No importa si estos gobiernos cometieron el grave y reprochable error de no recortar el gasto público estructural para devolver atribuciones y competencias sobre la economía por parte del Estado al pueblo en cuanto asumieran el mandato, optaran por el gradualismo por no contar con mayoría en el Legislativo, y se decantaran por, justamente, respetar la institucionalidad democrática. El derrocamiento violento y armado, o las amenazas de hacerlo, jamás pueden estar justificadas. Sin embargo, hay quienes, sin desparpajo alguno, no solo como Gustavo Petro, sino como Diosdado Cabello, reconocen ser quienes instigan a la violencia.
Volviendo a octubre 2019, Cabello avisó desde Venezuela que las convulsiones que se veían en la región se trataban de “una brisa bolivariana” que venía “desde un poquito más arriba de Río Grande hasta la Patagonia, del pueblo que se levanta y que le dicen al imperialismo, al neoliberalismo y el capitalismo, que son libres, soberanos e independientes”, y “que rueguen que esas brisas no se conviertan en huracanes bolivarianos”.
Pues esto no es otra cosa más que incrementar la conflictividad social, produciendo y generando demandas sociales que choquen con el sistema establecido, y que ya no se limitan a la única lucha social que Karl Marx identificaba, que es la lucha de clases, sino en cuántas otras más fuera posible, donde, además, los sujetos políticos son múltiples y ya no únicamente el proletariado, tantos fuera posible mientras permitieran diferenciar emocional, y no racionalmente, entre “los buenos” y “los malos”.

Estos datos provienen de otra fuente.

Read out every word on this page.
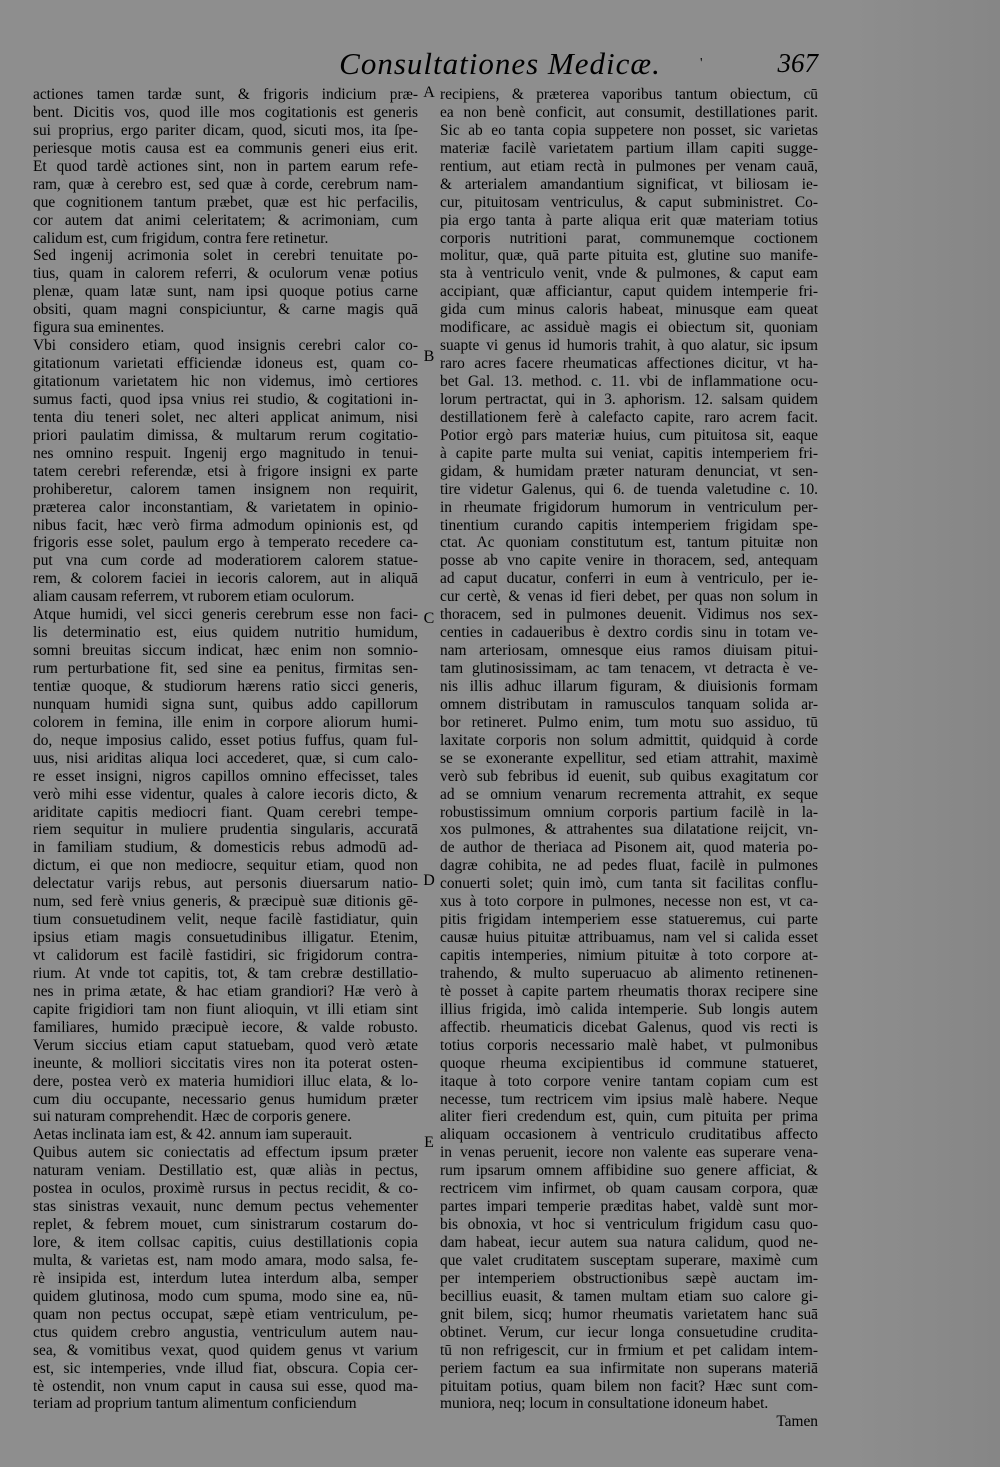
Consultationes Medicæ.	'	367
actiones tamen tardæ sunt, & frigoris indicium præ-
bent. Dicitis vos, quod ille mos cogitationis est generis
sui proprius, ergo pariter dicam, quod, sicuti mos, ita ſpe-
periesque motis causa est ea communis generi eius erit.
Et quod tardè actiones sint, non in partem earum refe-
ram, quæ à cerebro est, sed quæ à corde, cerebrum nam-
que cognitionem tantum præbet, quæ est hic perfacilis,
cor autem dat animi celeritatem; & acrimoniam, cum
calidum est, cum frigidum, contra fere retinetur.
Sed ingenij acrimonia solet in cerebri tenuitate po-
tius, quam in calorem referri, & oculorum venæ potius
plenæ, quam latæ sunt, nam ipsi quoque potius carne
obsiti, quam magni conspiciuntur, & carne magis quā
figura sua eminentes.
Vbi considero etiam, quod insignis cerebri calor co-
gitationum varietati efficiendæ idoneus est, quam co-
gitationum varietatem hic non videmus, imò certiores
sumus facti, quod ipsa vnius rei studio, & cogitationi in-
tenta diu teneri solet, nec alteri applicat animum, nisi
priori paulatim dimissa, & multarum rerum cogitatio-
nes omnino respuit. Ingenij ergo magnitudo in tenui-
tatem cerebri referendæ, etsi à frigore insigni ex parte
prohiberetur, calorem tamen insignem non requirit,
præterea calor inconstantiam, & varietatem in opinio-
nibus facit, hæc verò firma admodum opinionis est, qd
frigoris esse solet, paulum ergo à temperato recedere ca-
put vna cum corde ad moderatiorem calorem statue-
rem, & colorem faciei in iecoris calorem, aut in aliquā
aliam causam referrem, vt ruborem etiam oculorum.
Atque humidi, vel sicci generis cerebrum esse non faci-
lis determinatio est, eius quidem nutritio humidum,
somni breuitas siccum indicat, hæc enim non somnio-
rum perturbatione fit, sed sine ea penitus, firmitas sen-
tentiæ quoque, & studiorum hærens ratio sicci generis,
nunquam humidi signa sunt, quibus addo capillorum
colorem in femina, ille enim in corpore aliorum humi-
do, neque imposius calido, esset potius fuffus, quam ful-
uus, nisi ariditas aliqua loci accederet, quæ, si cum calo-
re esset insigni, nigros capillos omnino effecisset, tales
verò mihi esse videntur, quales à calore iecoris dicto, &
ariditate capitis mediocri fiant. Quam cerebri tempe-
riem sequitur in muliere prudentia singularis, accuratā
in familiam studium, & domesticis rebus admodū ad-
dictum, ei que non mediocre, sequitur etiam, quod non
delectatur varijs rebus, aut personis diuersarum natio-
num, sed ferè vnius generis, & præcipuè suæ ditionis gē-
tium consuetudinem velit, neque facilè fastidiatur, quin
ipsius etiam magis consuetudinibus illigatur. Etenim,
vt calidorum est facilè fastidiri, sic frigidorum contra-
rium. At vnde tot capitis, tot, & tam crebræ destillatio-
nes in prima ætate, & hac etiam grandiori? Hæ verò à
capite frigidiori tam non fiunt alioquin, vt illi etiam sint
familiares, humido præcipuè iecore, & valde robusto.
Verum siccius etiam caput statuebam, quod verò ætate
ineunte, & molliori siccitatis vires non ita poterat osten-
dere, postea verò ex materia humidiori illuc elata, & lo-
cum diu occupante, necessario genus humidum præter
sui naturam comprehendit. Hæc de corporis genere.
Aetas inclinata iam est, & 42. annum iam superauit.
Quibus autem sic coniectatis ad effectum ipsum præter
naturam veniam. Destillatio est, quæ aliàs in pectus,
postea in oculos, proximè rursus in pectus recidit, & co-
stas sinistras vexauit, nunc demum pectus vehementer
replet, & febrem mouet, cum sinistrarum costarum do-
lore, & item collsac capitis, cuius destillationis copia
multa, & varietas est, nam modo amara, modo salsa, fe-
rè insipida est, interdum lutea interdum alba, semper
quidem glutinosa, modo cum spuma, modo sine ea, nū-
quam non pectus occupat, sæpè etiam ventriculum, pe-
ctus quidem crebro angustia, ventriculum autem nau-
sea, & vomitibus vexat, quod quidem genus vt varium
est, sic intemperies, vnde illud fiat, obscura. Copia cer-
tè ostendit, non vnum caput in causa sui esse, quod ma-
teriam ad proprium tantum alimentum conficiendum
A
B
C
D
E
recipiens, & præterea vaporibus tantum obiectum, cū
ea non benè conficit, aut consumit, destillationes parit.
Sic ab eo tanta copia suppetere non posset, sic varietas
materiæ facilè varietatem partium illam capiti sugge-
rentium, aut etiam rectà in pulmones per venam cauā,
& arterialem amandantium significat, vt biliosam ie-
cur, pituitosam ventriculus, & caput subministret. Co-
pia ergo tanta à parte aliqua erit quæ materiam totius
corporis nutritioni parat, communemque coctionem
molitur, quæ, quā parte pituita est, glutine suo manife-
sta à ventriculo venit, vnde & pulmones, & caput eam
accipiant, quæ afficiantur, caput quidem intemperie fri-
gida cum minus caloris habeat, minusque eam queat
modificare, ac assiduè magis ei obiectum sit, quoniam
suapte vi genus id humoris trahit, à quo alatur, sic ipsum
raro acres facere rheumaticas affectiones dicitur, vt ha-
bet Gal. 13. method. c. 11. vbi de inflammatione ocu-
lorum pertractat, qui in 3. aphorism. 12. salsam quidem
destillationem ferè à calefacto capite, raro acrem facit.
Potior ergò pars materiæ huius, cum pituitosa sit, eaque
à capite parte multa sui veniat, capitis intemperiem fri-
gidam, & humidam præter naturam denunciat, vt sen-
tire videtur Galenus, qui 6. de tuenda valetudine c. 10.
in rheumate frigidorum humorum in ventriculum per-
tinentium curando capitis intemperiem frigidam spe-
ctat. Ac quoniam constitutum est, tantum pituitæ non
posse ab vno capite venire in thoracem, sed, antequam
ad caput ducatur, conferri in eum à ventriculo, per ie-
cur certè, & venas id fieri debet, per quas non solum in
thoracem, sed in pulmones deuenit. Vidimus nos sex-
centies in cadaueribus è dextro cordis sinu in totam ve-
nam arteriosam, omnesque eius ramos diuisam pitui-
tam glutinosissimam, ac tam tenacem, vt detracta è ve-
nis illis adhuc illarum figuram, & diuisionis formam
omnem distributam in ramusculos tanquam solida ar-
bor retineret. Pulmo enim, tum motu suo assiduo, tū
laxitate corporis non solum admittit, quidquid à corde
se se exonerante expellitur, sed etiam attrahit, maximè
verò sub febribus id euenit, sub quibus exagitatum cor
ad se omnium venarum recrementa attrahit, ex seque
robustissimum omnium corporis partium facilè in la-
xos pulmones, & attrahentes sua dilatatione reijcit, vn-
de author de theriaca ad Pisonem ait, quod materia po-
dagræ cohibita, ne ad pedes fluat, facilè in pulmones
conuerti solet; quin imò, cum tanta sit facilitas conflu-
xus à toto corpore in pulmones, necesse non est, vt ca-
pitis frigidam intemperiem esse statueremus, cui parte
causæ huius pituitæ attribuamus, nam vel si calida esset
capitis intemperies, nimium pituitæ à toto corpore at-
trahendo, & multo superuacuo ab alimento retinenen-
tè posset à capite partem rheumatis thorax recipere sine
illius frigida, imò calida intemperie. Sub longis autem
affectib. rheumaticis dicebat Galenus, quod vis recti is
totius corporis necessario malè habet, vt pulmonibus
quoque rheuma excipientibus id commune statueret,
itaque à toto corpore venire tantam copiam cum est
necesse, tum rectricem vim ipsius malè habere. Neque
aliter fieri credendum est, quin, cum pituita per prima
aliquam occasionem à ventriculo cruditatibus affecto
in venas peruenit, iecore non valente eas superare vena-
rum ipsarum omnem affibidine suo genere afficiat, &
rectricem vim infirmet, ob quam causam corpora, quæ
partes impari temperie præditas habet, valdè sunt mor-
bis obnoxia, vt hoc si ventriculum frigidum casu quo-
dam habeat, iecur autem sua natura calidum, quod ne-
que valet cruditatem susceptam superare, maximè cum
per intemperiem obstructionibus sæpè auctam im-
becillius euasit, & tamen multam etiam suo calore gi-
gnit bilem, sicq; humor rheumatis varietatem hanc suā
obtinet. Verum, cur iecur longa consuetudine crudita-
tū non refrigescit, cur in frmium et pet calidam intem-
periem factum ea sua infirmitate non superans materiā
pituitam potius, quam bilem non facit? Hæc sunt com-
muniora, neq; locum in consultatione idoneum habet.
Tamen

No está de más decirlo. Es de suma importancia destacar que la promoción de la violencia política y la creación de grupos subversivos no son prácticas legítimas ni éticas para la consecución de objetivos políticos. Deben ser reconocidos, señalados, aborrecidos y debidamente denunciados. Estas acciones representan una amenaza para la estabilidad democrática y las libertades de la ciudadanía, y deben ser condenadas y perseguidas por los gobiernos y la sociedad en su conjunto.

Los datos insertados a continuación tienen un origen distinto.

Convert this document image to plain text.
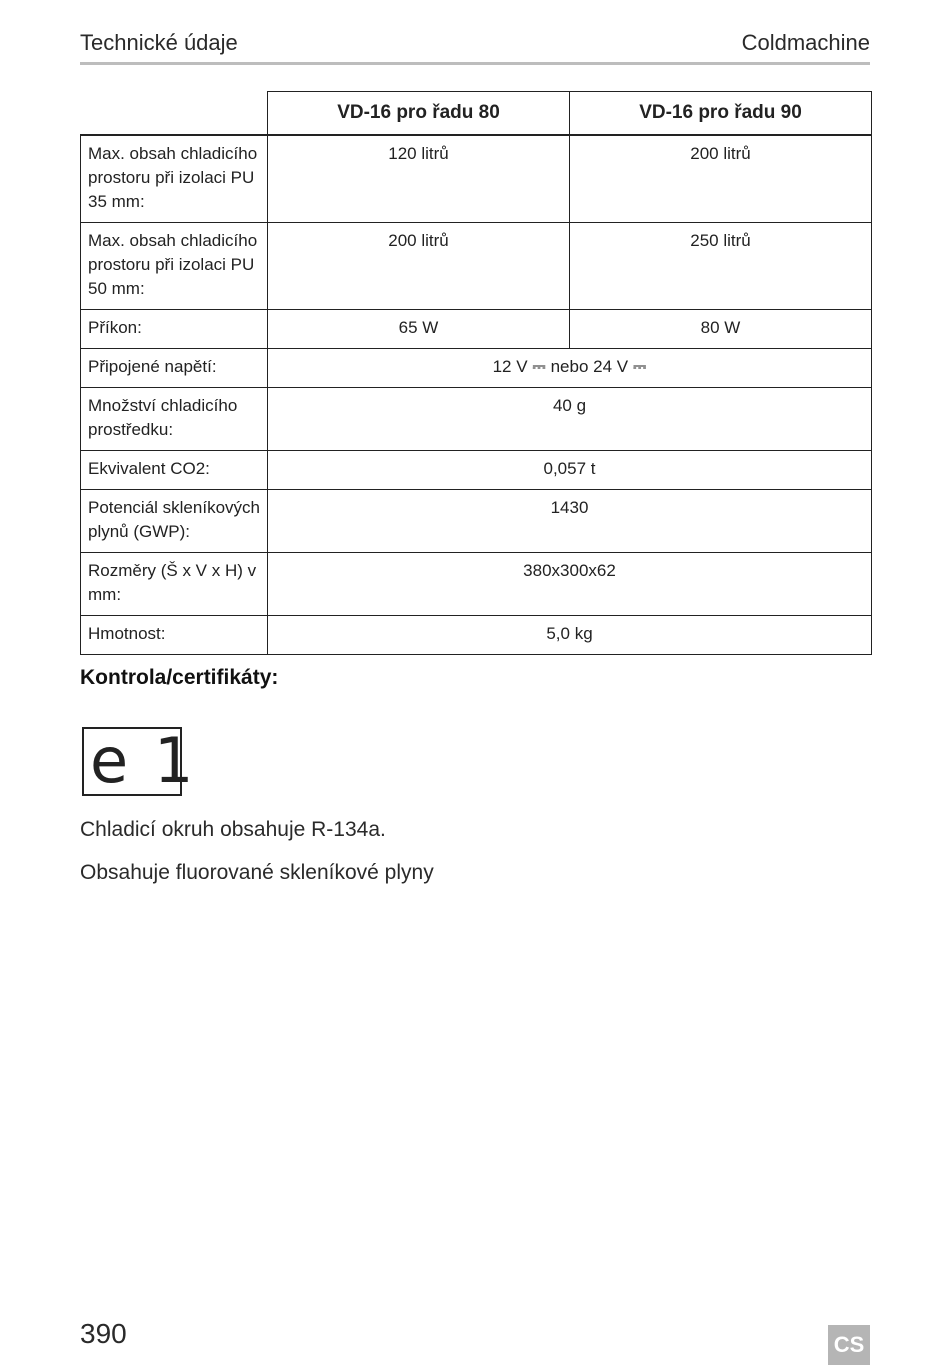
Technické údaje	Coldmachine
	VD-16 pro řadu 80	VD-16 pro řadu 90
Max. obsah chladicího prostoru při izolaci PU 35 mm:	120 litrů	200 litrů
Max. obsah chladicího prostoru při izolaci PU 50 mm:	200 litrů	250 litrů
Příkon:	65 W	80 W
Připojené napětí:	12 V ⎓ nebo 24 V ⎓	
Množství chladicího prostředku:	40 g	
Ekvivalent CO2:	0,057 t	
Potenciál skleníkových plynů (GWP):	1430	
Rozměry (Š x V x H) v mm:	380x300x62	
Hmotnost:	5,0 kg	
Kontrola/certifikáty:
e 1
Chladicí okruh obsahuje R-134a.
Obsahuje fluorované skleníkové plyny
390	CS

Afortunadamente, quien ahora en Bolivia y desde ella está poniendo el cascabel al gato en este sentido, es Hugo Marcelo Balderrama, con la publicación de Bolivia, mi patria secuestrada, este magnífico nuevo libro, que, habiendo sido tan bien logrado, esperemos, por la satisfacción que genera su lectura, será parte de muchos otros más por el bien del respeto por los derechos individuales de propiedad privada en todas las patrias; por la libertad. Enhorabuena, mi buen amigo y colega.